STAVANGER, Norway, June 29 (Reuters) - Norwegian trade unions have d
ecided not to escalate the strike in the country's oil and gas sector and to meet again on Tuesday at 0900 GMT, union leaders told Reuters after a meeting on Friday.
The prolonged disruption to oil output from the world's eighth largest exporter pushed crude pices up on Friday. North Sea Brent crude futures rose $3 to $94.36 a barrel.
According to Norwegian law, an escalation of the strike could only come into effect four days after any decision is made.
A government spokeswoman said on Friday there were no plans for the state to intervene.
'The ministry's perspective on the strike has not changed, we will not do anything as of now. This is a conflict between the parties and we are following the situation closely,' senior adviser Gro Oerset said.
The government has powers to call an end to the dispute if it believes safety or national interests are at stake. The sector accounts for a fifth of gross domestic product and nearly half of Norway's exports.
Unions are demanding wage increases, better overtime pay and the right to retire at 62, but the Norwegian oil industry association (OLF) has refused to negotiate pensions.
'We are not ready to discuss that,' OLF spokeswoman Eli Ane Nedreskaar said when asked if the OLF would now be ready to discuss pensions.
The workers had estimated that about 18 percent of Norway's oil production of about 1.6 million barrels of oil per day has been shut by the dispute that began on Sunday, although the industry and the government's petroleum agency are using lower figures.

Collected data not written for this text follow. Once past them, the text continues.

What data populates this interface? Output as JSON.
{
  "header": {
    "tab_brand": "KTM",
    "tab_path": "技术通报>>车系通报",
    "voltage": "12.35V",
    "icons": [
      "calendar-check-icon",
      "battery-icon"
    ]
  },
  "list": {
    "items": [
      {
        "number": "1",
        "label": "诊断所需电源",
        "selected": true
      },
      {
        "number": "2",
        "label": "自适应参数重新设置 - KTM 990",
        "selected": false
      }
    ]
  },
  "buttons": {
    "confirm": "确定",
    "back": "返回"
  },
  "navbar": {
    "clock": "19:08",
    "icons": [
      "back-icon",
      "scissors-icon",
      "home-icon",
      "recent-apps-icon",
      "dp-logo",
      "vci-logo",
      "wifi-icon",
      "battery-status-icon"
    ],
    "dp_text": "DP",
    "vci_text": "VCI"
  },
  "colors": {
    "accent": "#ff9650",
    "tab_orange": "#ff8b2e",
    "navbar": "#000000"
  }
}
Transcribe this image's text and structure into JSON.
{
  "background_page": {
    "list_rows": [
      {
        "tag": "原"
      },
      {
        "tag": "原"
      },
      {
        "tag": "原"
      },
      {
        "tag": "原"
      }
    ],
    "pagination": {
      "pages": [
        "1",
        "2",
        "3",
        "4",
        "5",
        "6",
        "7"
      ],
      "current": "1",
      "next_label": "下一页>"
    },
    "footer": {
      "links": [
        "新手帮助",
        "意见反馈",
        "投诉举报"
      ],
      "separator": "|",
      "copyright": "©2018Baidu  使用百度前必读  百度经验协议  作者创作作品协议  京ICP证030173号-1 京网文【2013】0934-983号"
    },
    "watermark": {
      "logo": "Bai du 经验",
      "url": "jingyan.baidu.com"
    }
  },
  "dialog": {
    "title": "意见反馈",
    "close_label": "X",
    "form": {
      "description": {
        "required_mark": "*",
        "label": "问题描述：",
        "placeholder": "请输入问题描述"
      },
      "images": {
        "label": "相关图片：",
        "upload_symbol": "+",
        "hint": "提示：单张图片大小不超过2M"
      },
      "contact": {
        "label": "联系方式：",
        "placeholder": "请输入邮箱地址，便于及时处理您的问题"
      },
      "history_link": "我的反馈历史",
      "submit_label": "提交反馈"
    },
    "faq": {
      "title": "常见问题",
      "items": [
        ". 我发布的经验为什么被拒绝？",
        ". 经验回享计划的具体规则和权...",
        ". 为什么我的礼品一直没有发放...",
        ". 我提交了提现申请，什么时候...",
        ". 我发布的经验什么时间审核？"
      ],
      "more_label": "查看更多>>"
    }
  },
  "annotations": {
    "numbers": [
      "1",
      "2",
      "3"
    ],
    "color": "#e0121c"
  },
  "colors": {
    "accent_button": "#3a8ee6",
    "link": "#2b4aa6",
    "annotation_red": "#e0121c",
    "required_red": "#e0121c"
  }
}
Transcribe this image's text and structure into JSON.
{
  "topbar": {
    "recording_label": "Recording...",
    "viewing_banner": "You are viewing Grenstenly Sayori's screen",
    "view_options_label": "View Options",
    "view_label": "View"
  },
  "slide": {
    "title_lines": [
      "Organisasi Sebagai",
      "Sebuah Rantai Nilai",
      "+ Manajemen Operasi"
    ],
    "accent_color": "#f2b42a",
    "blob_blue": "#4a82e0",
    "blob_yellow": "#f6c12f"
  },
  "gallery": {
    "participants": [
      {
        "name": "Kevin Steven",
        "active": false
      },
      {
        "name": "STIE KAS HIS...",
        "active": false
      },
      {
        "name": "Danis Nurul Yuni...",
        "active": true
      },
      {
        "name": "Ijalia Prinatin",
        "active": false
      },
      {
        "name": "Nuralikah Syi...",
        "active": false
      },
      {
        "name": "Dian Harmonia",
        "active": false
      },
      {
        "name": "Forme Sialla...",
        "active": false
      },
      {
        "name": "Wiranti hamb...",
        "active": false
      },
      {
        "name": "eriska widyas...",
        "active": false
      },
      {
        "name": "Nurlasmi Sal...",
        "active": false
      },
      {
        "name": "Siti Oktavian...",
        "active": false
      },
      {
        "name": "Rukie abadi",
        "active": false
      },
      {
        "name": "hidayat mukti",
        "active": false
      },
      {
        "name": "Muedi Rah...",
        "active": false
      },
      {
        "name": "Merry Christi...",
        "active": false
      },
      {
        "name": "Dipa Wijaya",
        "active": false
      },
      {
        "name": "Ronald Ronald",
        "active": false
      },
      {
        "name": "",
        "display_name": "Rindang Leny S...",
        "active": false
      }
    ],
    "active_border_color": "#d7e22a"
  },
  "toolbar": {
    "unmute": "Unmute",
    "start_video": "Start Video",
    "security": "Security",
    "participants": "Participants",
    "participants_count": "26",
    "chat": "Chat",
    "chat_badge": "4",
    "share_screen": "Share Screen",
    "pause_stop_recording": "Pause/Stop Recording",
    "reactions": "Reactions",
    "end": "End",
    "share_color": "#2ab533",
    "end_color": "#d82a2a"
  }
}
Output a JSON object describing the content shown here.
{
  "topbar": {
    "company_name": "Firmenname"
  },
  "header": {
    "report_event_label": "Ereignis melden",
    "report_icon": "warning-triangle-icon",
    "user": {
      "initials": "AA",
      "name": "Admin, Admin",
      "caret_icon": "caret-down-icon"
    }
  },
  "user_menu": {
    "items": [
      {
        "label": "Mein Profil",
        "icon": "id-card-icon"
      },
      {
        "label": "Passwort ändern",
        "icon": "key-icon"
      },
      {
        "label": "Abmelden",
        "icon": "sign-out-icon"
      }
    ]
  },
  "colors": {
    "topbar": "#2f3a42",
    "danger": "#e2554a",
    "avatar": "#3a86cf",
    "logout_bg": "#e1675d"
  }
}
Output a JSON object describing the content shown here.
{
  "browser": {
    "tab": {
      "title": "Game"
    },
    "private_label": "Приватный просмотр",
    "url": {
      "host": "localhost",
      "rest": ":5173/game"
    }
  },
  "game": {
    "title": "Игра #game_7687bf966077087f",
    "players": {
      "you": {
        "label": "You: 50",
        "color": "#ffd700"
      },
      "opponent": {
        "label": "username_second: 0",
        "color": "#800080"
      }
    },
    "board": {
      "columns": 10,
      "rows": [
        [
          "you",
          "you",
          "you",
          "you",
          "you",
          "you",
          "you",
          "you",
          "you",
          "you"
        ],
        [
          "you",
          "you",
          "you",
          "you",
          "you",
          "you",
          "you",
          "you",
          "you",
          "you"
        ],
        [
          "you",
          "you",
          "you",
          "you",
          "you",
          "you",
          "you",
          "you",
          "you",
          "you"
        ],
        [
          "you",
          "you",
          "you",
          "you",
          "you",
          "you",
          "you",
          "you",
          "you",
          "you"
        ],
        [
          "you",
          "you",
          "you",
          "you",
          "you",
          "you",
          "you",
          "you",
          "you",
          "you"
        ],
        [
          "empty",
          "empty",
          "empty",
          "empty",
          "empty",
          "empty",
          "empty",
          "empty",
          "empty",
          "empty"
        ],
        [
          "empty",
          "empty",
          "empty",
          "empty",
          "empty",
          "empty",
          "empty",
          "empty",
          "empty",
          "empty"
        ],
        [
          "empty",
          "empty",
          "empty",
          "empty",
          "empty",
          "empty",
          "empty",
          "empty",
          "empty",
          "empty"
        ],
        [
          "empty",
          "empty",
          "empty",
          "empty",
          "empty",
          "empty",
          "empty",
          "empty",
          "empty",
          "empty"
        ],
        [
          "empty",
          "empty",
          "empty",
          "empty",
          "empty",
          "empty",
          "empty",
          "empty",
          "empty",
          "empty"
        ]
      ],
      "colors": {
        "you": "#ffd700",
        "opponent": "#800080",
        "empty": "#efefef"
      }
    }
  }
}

Some gas production has also been cut.
Unions face the difficult balancing act of pressuring employers without triggering government intervention.
'We feel we're at a good level that is well suited to avoid a forced settlement from the government,' Hilde Marit Rysst, head of the SAFE union told Reuters.
'We won't risk increasing the strike and trigger intervention (by the government) at this point,' she added.
Oil union Industri Energi said late on Thursday it believed daily output was down by about 290,000 barrels of oil, while operator Statoil gave a figure of between 230,000 and 250,000 barrels and the Norwegian Petroleum Directorate said it estimated the outage at 190,000 barrels.
Employers have the option of a lockout, which would threaten a full shutdown of all oil and gas production and virtually guarantee intervention by the government. It has so far been reluctant to use this weapon though, as it could poison future relations with unions.